Let’s break down that REITs underperformance a bit more. You can clearly see it in the purple line below, showing the total return of the benchmark SPDR Dow Jones REIT ETF (RWR).

REITs Lead, Then Trail the S&P 500, Giving Us Our “In”

As you can see, from the early 2000s to the pandemic, REITs beat the S&P 500 (in orange) by a wide margin. When you consider that this period includes the subprime mortgage crisis of 2007–2009, you get a sense of the hold real estate has on investors’ imaginations.

REITs bounced back from that mess and resumed their outperformance, which continued up to the pandemic. The reasons for that post-2020 lag included lockdowns, high interest rates (REITs borrow to expand, and higher rates cut their margins), work-from-home and worries about a recession (which, as we repeatedly predicted in this space, never came to pass).

All of these weaknesses are either gone or fading fast. Lockdowns (thankfully!) are a dim memory. The Fed is likely to cut rates as soon as September. By this time next year, in fact, futures traders see the Fed’s target rate a full 150 basis points below where it is now.


Source: CME Group

Work-from-home? It’s obvious that’s fading fast, too, with more firms saying it lowers productivity and, let’s be honest, empowers workers a bit more than most employers would like.

All of this should kickstart real estate demand, which is why RWR (again in purple below) has started to recover in the last few months, although it’s still well behind the S&P 500.

We’re Still Early in REITs’ Redemption Story

Many people invest in REITs through RWR, which holds blue chip REITs like warehouse owner Prologis (PLD), data-center landlord Equinix (EQIX) and senior-care REIT Ventas (VTS). RWR also yields 4%, far ahead of the S&P 500’s 1.3%.

But we can do much, much better with CEFs. Consider, for example, the Nuveen Real Asset Income and Growth Fund (JRI), a holding of my CEF Insider service.

JRI is about as diversified as real estate plays come, with 460 holdings, including well-known REITs like senior-care specialist Omega Healthcare Investors (OHI), mall owner Simon Property Group (SPG) and Gaming & Leisure Properties (GLPI).

The fund also goes beyond REITs, to infrastructure plays like pipeline operator Energy Transfer LP (ET), which stands to benefit from the Trump administration’s increase in drilling permits. There are even utilities, like Dominion Energy (D). JRI has benefited from utilities’ big recovery since 2023, and more gains are likely, in part due to AI’s voracious power demand.

On the performance front, we see that JRI (in orange below) has posted a return nearly three times that of RWR (in purple) over the last three years, with dividends reinvested:

JRI Rebounds, Trounces Its Benchmark

Speaking of dividends, JRI yields 11.9% today and pays dividends monthly. Moreover, Nuveen (a well-established CEF manager) has boosted JRI’s payout in the last five years.

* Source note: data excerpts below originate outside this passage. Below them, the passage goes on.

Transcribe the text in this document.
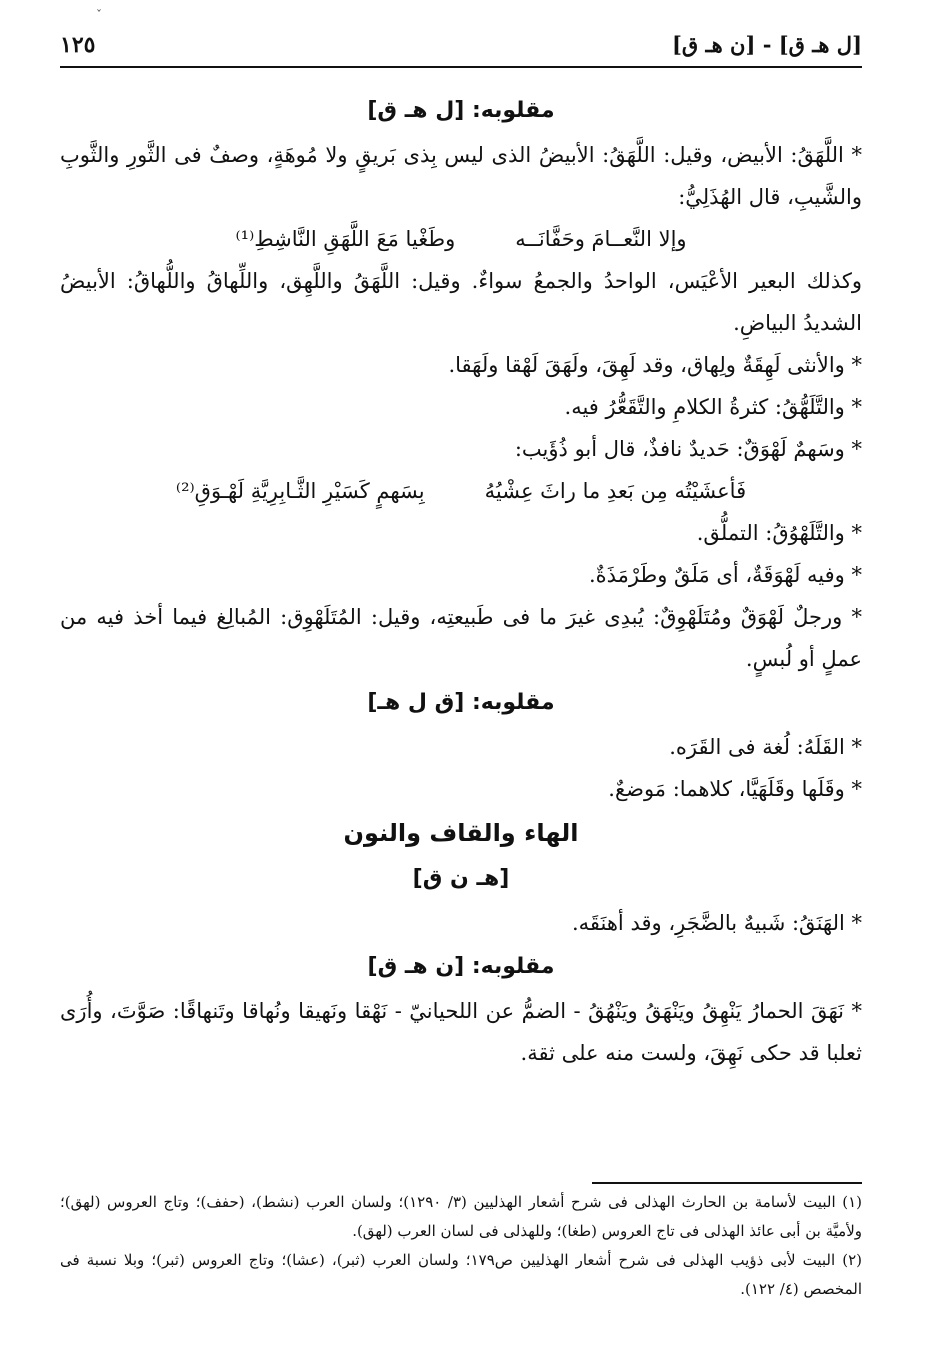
ˇ
[ل هـ ق] - [ن هـ ق]
١٢٥
مقلوبه: [ل هـ ق]

* اللَّهَقُ: الأبيض، وقيل: اللَّهَقُ: الأبيضُ الذى ليس بِذى بَريقٍ ولا مُوهَةٍ، وصفٌ فى الثَّورِ والثَّوبِ والشَّيبِ، قال الهُذَلِيُّ:

وإلا النَّعــامَ وحَفَّانَــه
وطَغْيا مَعَ اللَّهَقِ النَّاشِطِ⁽¹⁾

وكذلك البعير الأعْيَس، الواحدُ والجمعُ سواءٌ. وقيل: اللَّهَقُ واللَّهِق، واللِّهاقُ واللُّهاقُ: الأبيضُ الشديدُ البياضِ.

* والأنثى لَهِقَةٌ ولِهاق، وقد لَهِقَ، ولَهَقَ لَهْقا ولَهَقا.

* والتَّلَهُّقُ: كثرةُ الكلامِ والتَّقَعُّرُ فيه.

* وسَهمٌ لَهْوَقٌ: حَديدٌ نافذٌ، قال أبو ذُؤَيب:

فَأعشَيْتُه مِن بَعدِ ما راثَ عِشْيُهُ
بِسَهمٍ كَسَيْرِ الثَّـابِرِيَّةِ لَهْـوَقِ⁽²⁾

* والتَّلَهْوُقُ: التملُّق.

* وفيه لَهْوَقَةٌ، أى مَلَقٌ وطَرْمَذَةٌ.

* ورجلٌ لَهْوَقٌ ومُتَلَهْوِقٌ: يُبدِى غيرَ ما فى طَبيعتِه، وقيل: المُتَلَهْوِق: المُبالِغ فيما أخذ فيه من عملٍ أو لُبسٍ.

مقلوبه: [ق ل هـ]

* القَلَهُ: لُغة فى القَرَه.

* وقَلَها وقَلَهَيَّا، كلاهما: مَوضعٌ.

الهاء والقاف والنون
[هـ ن ق]

* الهَنَقُ: شَبيهٌ بالضَّجَرِ، وقد أهنَقَه.

مقلوبه: [ن هـ ق]

* نَهَقَ الحمارُ يَنْهِقُ ويَنْهَقُ ويَنْهُقُ - الضمُّ عن اللحيانيّ - نَهْقا ونَهيقا ونُهاقا وتَنهاقًا: صَوَّتَ، وأُرَى ثعلبا قد حكى نَهِقَ، ولست منه على ثقة.

(١) البيت لأسامة بن الحارث الهذلى فى شرح أشعار الهذليين (٣/ ١٢٩٠)؛ ولسان العرب (نشط)، (حفف)؛ وتاج العروس (لهق)؛ ولأميَّة بن أبى عائذ الهذلى فى تاج العروس (طغا)؛ وللهذلى فى لسان العرب (لهق).

(٢) البيت لأبى ذؤيب الهذلى فى شرح أشعار الهذليين ص١٧٩؛ ولسان العرب (ثبر)، (عشا)؛ وتاج العروس (ثبر)؛ وبلا نسبة فى المخصص (٤/ ١٢٢).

An 11.9% Dividend That Grows

Source: Income Calendar

Sure, the payout did dip a bit in 2023, but it was modest (and understandable, in light of the sharp rise in rates). And management more than made up for that with two sizeable hikes, starting in late 2024.

Finally, the discount to NAV. As I write this, JRI trades around par, but with the tailwinds forming behind real estate, I expect a premium from this fund in the future. That should give its market price a lift, beyond the growth I expect from its portfolio of REITs and infrastructure plays.

All of this makes now a good time to buy JRI, collect its 11.9% dividend—and let management run the fund’s impressive real estate portfolio for us.